Vikings could have been Family Men

Vikings could have been Family Men

According to a new study on ancient Viking DNA, there is a possibility that Vikings might have been family men and wives traveled with them to new lands. Scientists found that maternal DNA that was collected from ancient Norsemen closely matched with DNA of modern-day people living in the North Atlantic isles, mainly from the Orkney and Shetland Islands.

According to the findings, to colonize new lands, Viking men and women both traveled on ships. The popular notion of Vikings as glorified hoodlums with imposing seafaring skills was also challenged by the new study.

"It overthrows this 19th century idea that the Vikings were just raiders and pillagers. They established settlements and grew crops, and trade was very, very important", said study co-author Erika Hagelberg, an evolutionary biologist at the University of Oslo in Norway.

Vikings created far-flung trade ways and also they had reached the shores of present-day America. They settled in new lands and the modern city of Dublin, which was called Dyfflin by the Vikings.

According to some previous studies, Viking males traveled alone and after that they brought local women with them when they established in a new place. The team of researchers studied DNA carried in the mitochondria, the energy powerhouse of the cell.

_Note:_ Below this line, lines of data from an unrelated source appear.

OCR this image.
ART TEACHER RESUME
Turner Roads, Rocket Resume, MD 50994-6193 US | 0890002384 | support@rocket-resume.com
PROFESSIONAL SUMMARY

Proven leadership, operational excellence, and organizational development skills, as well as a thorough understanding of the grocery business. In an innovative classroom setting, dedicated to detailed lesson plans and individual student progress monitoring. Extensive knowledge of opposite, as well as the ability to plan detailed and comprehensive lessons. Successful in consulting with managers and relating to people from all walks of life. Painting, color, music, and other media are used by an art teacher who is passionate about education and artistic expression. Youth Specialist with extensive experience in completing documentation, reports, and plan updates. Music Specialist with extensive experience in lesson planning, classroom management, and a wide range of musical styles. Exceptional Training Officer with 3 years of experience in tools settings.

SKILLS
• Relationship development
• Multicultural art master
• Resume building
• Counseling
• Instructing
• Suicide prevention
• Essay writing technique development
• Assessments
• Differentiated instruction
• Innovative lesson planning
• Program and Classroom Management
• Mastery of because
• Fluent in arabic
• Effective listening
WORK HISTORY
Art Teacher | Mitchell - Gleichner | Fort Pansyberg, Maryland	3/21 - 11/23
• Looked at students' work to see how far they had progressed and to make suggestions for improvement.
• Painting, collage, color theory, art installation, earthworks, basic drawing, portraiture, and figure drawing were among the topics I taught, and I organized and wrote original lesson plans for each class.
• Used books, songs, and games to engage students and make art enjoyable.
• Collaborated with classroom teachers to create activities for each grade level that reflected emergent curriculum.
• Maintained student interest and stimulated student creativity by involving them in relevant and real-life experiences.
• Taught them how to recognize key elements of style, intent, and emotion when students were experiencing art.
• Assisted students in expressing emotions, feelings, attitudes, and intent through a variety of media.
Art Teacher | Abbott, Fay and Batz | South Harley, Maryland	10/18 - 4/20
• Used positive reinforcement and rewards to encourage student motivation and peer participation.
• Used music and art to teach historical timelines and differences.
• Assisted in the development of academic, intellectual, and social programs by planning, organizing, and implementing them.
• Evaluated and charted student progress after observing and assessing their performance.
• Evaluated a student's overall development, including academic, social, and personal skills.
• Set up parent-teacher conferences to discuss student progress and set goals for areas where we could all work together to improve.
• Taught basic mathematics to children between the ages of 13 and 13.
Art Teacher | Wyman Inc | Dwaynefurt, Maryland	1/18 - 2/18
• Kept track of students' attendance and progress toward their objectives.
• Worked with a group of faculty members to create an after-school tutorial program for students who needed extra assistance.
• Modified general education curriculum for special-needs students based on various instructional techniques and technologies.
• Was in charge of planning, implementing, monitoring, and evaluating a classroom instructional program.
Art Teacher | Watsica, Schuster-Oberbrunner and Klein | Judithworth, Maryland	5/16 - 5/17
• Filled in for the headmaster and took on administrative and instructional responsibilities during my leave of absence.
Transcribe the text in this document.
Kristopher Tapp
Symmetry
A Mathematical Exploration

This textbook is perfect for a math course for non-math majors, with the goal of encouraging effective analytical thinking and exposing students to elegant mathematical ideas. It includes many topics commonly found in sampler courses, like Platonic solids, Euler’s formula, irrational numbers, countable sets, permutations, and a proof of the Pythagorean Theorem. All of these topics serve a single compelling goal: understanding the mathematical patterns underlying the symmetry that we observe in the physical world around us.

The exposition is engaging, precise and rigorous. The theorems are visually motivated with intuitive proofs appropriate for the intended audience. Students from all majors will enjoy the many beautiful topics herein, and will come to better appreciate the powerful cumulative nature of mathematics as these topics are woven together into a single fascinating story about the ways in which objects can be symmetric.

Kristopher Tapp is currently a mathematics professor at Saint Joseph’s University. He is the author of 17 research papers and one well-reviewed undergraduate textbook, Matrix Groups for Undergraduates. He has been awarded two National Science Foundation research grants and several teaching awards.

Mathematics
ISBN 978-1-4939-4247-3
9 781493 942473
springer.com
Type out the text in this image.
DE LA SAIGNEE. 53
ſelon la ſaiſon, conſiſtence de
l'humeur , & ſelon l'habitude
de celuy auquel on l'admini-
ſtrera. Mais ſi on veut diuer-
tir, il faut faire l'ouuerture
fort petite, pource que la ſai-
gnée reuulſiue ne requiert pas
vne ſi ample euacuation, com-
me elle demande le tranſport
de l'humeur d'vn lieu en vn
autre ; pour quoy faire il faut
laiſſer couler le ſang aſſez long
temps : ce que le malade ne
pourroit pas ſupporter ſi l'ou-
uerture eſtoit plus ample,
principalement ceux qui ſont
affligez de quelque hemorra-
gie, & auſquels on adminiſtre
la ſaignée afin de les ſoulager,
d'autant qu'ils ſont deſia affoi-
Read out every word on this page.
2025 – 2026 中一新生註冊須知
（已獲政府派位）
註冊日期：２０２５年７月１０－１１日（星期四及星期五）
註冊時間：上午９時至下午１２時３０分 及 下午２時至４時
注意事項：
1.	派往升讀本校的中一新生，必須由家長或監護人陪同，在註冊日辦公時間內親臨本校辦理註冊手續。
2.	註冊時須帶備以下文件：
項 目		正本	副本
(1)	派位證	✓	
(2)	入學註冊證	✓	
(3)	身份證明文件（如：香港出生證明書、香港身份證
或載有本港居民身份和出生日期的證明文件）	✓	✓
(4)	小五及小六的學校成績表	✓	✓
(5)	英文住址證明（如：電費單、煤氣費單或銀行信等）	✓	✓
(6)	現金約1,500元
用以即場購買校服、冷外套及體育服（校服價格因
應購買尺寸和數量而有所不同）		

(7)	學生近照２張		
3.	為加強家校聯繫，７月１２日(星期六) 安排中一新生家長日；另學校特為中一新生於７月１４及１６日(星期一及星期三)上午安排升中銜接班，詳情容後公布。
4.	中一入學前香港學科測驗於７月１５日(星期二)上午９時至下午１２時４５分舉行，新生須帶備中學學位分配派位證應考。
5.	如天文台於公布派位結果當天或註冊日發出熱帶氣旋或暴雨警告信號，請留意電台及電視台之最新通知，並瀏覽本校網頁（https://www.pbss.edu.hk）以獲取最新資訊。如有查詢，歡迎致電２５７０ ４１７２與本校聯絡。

The study, published in the American Journal of Human Genetics in 2001, said when Norse men colonized Iceland then they brought Gaelic women.

To understand more about Norse colonization patterns, researchers extracted teeth and shaved off small wedges of long bones from 45 Norse skeletons. The skeletons were dated between AD 796 and AD 1066. First, the skeletons were discovered in several places around Norway and now they are kept in the Schreiner Collection at the University of Oslo.